Going Big: The Prophetic Voice in Ray Bradbury’s “A Sound of Thunder”

51hz+aNJPaL._SY344_BO1,204,203,200_Near the beginning of Ray Bradbury’s classic short story “A Sound of Thunder,” one encounters perhaps the most unabashedly lyrical passage ever written about time travel:

Out of chars and ashes, out of dust and coals, like golden salamanders, the old years, the green years, might leap; roses sweeten the air, white hair turn Irish-black, wrinkles vanish; all, everything fly back to seed, flee death, rush down to their beginnings, suns rise in western skies and set in glorious easts, moons eat themselves opposite to the custom, all and everything cupping one in another like Chinese boxes, rabbits into hats, all and everything returning to the fresh death, the seed death, the green death, to the time before the beginning. A touch of a hand might do it, the merest touch of a hand.

The story, set in the year 2055 and in the Jurassic period, is about a time-traveling safari for big game hunters. I hesitate to reveal any more about the plot – no spoilers here – but if you haven’t read it, I can’t recommend it more highly.
The story deals not only with the scientific paradox of time travel – a topical concern in the post-Einstein world – but also with questions of fate, evolution, and the origins of evil. Revisiting it recently, I was awestruck by Bradbury’s thunderous prophetic voice. Like Cormac McCarthy, Bradbury uses rhetorical devices such as poetic anaphora to achieve a soaring world-historical diction, one that couldn’t be further removed from the understated, small-bore voice we’ve come to associate with so much of contemporary short fiction. Consider the following passage:

‘. . . Perhaps Rome never rises on its seven hills. Perhaps Europe is forever a dark forest, and only Asia waxes healthy and teeming. Step on a mouse and you crush the Pyramids. Step on a mouse and you leave your prints, like a Grand Canyon, across Eternity. Queen Elizabeth might never be born, Washington might not cross the Delaware, there might never be a United States at all. So be careful. Stay on the Path.
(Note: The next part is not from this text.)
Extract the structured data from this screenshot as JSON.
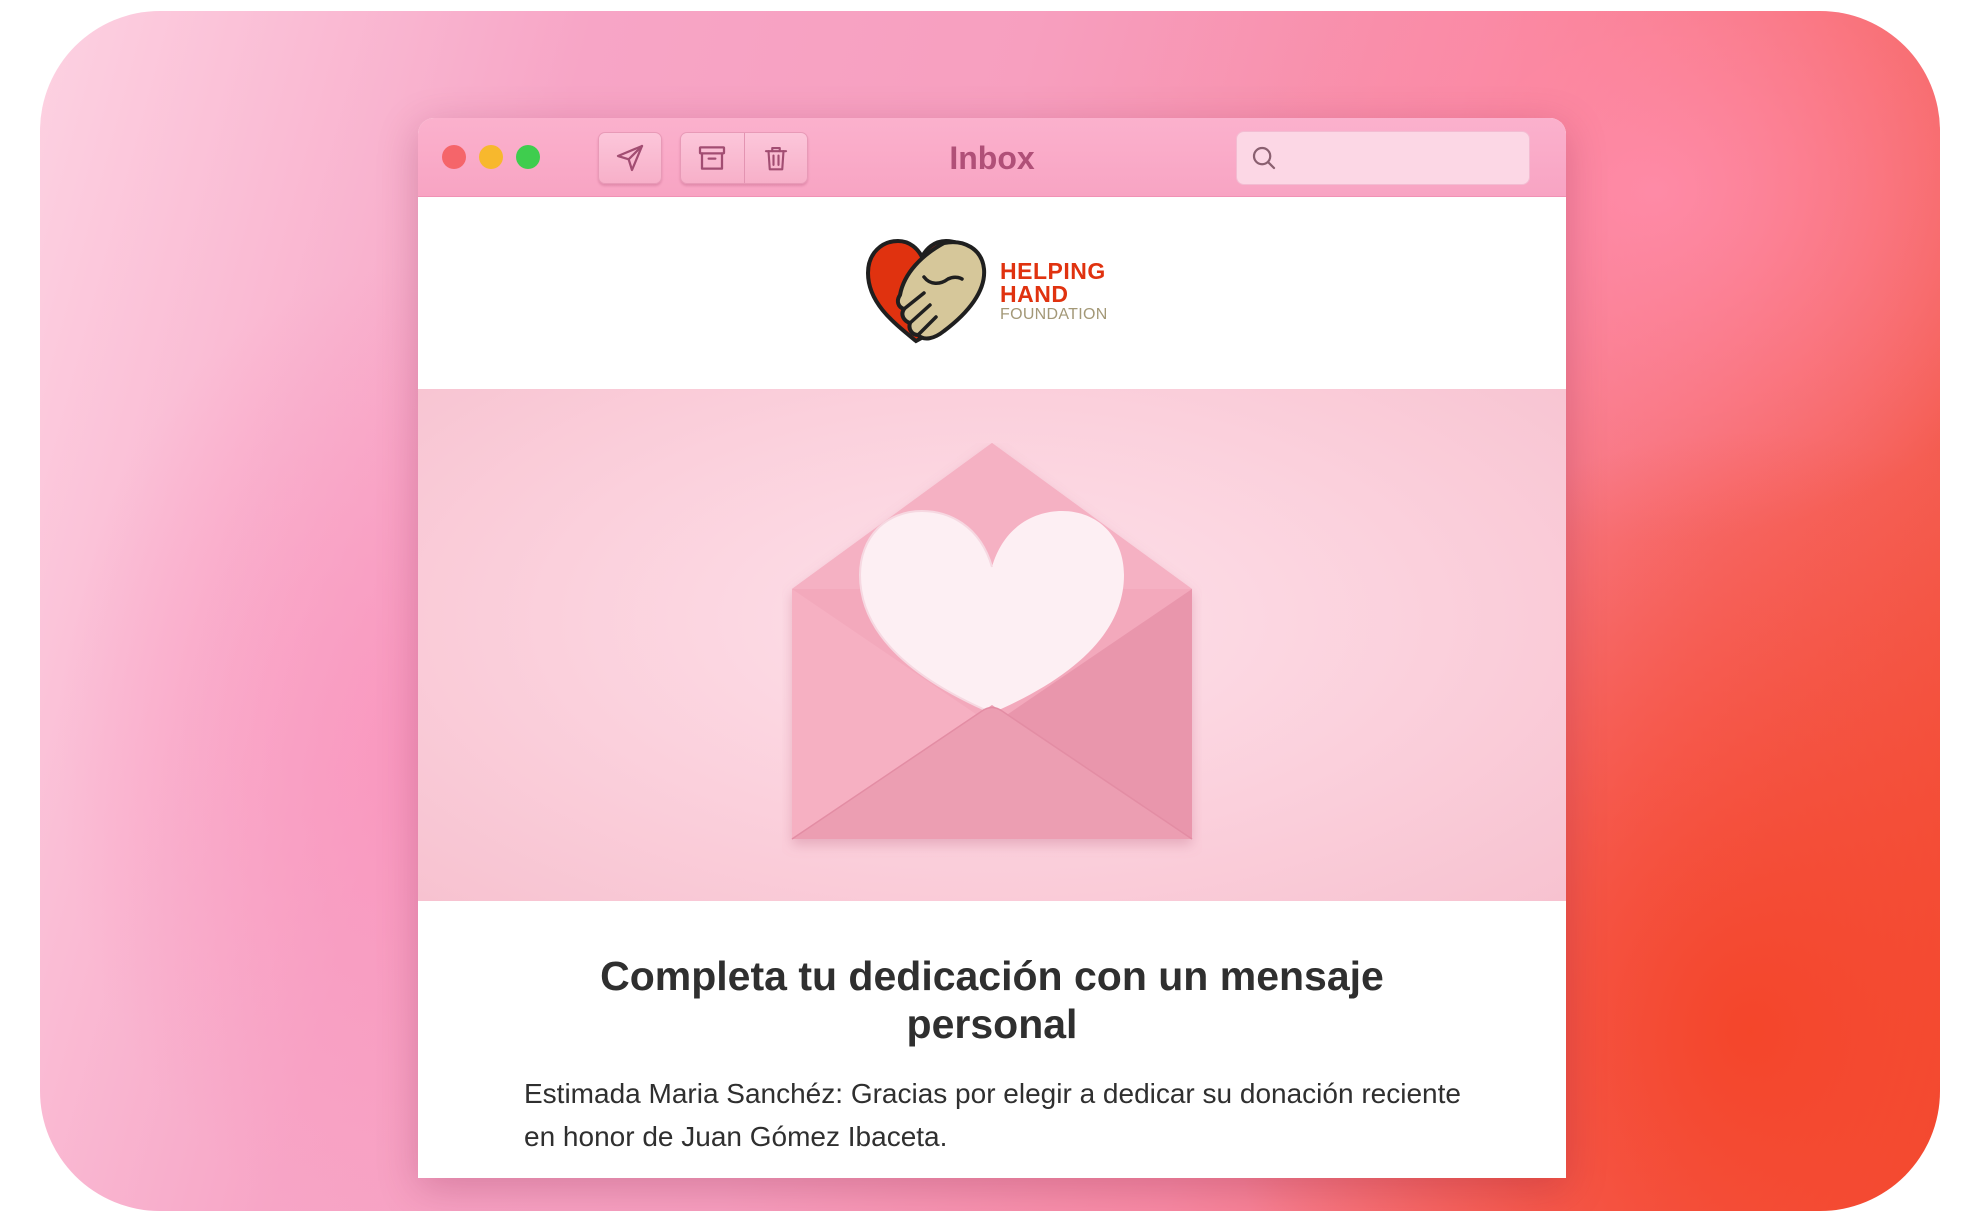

Never step off!’

The rhetorical grandiosity comes at a cost – the dialog is neither natural nor realistic, and the overall plot demands an enormous suspension of disbelief – but it doesn’t matter. This is a big story, with big ideas, big, sweeping descriptions, and a big heart. That makes sense, because it’s animated by a very big topic: the history of the world and humanity’s role in determining it. 
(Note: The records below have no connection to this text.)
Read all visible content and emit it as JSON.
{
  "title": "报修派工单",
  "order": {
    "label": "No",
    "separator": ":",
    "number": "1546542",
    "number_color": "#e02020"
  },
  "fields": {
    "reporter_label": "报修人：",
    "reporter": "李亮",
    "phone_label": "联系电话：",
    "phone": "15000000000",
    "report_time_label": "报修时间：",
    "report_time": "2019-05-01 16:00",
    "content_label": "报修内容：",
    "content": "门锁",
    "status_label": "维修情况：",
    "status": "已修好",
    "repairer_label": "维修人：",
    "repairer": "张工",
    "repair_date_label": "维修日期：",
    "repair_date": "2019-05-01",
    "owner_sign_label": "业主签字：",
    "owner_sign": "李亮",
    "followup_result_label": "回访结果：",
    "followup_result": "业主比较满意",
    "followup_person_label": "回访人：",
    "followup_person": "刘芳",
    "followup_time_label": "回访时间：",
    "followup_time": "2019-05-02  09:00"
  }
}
And the amazing thing is, it’s a successful story. It gets at something central to being alive at the opening of the geological epoch scientists have dubbed the Anthropocene.
I first read “A Sound of Thunder” many years ago, when I was in seventh grade. Picking it up again, I was pleased to find it every bit as powerful as I’d remembered. By going big, Bradbury created a story with a reach and impact most short fiction can’t even come close to achieving.
That’s refreshing, and worthy of admiration. Perhaps we wouldn’t have to lament the moribund state of contemporary literature if more of us would throw caution to the wind — and go big like Bradbury!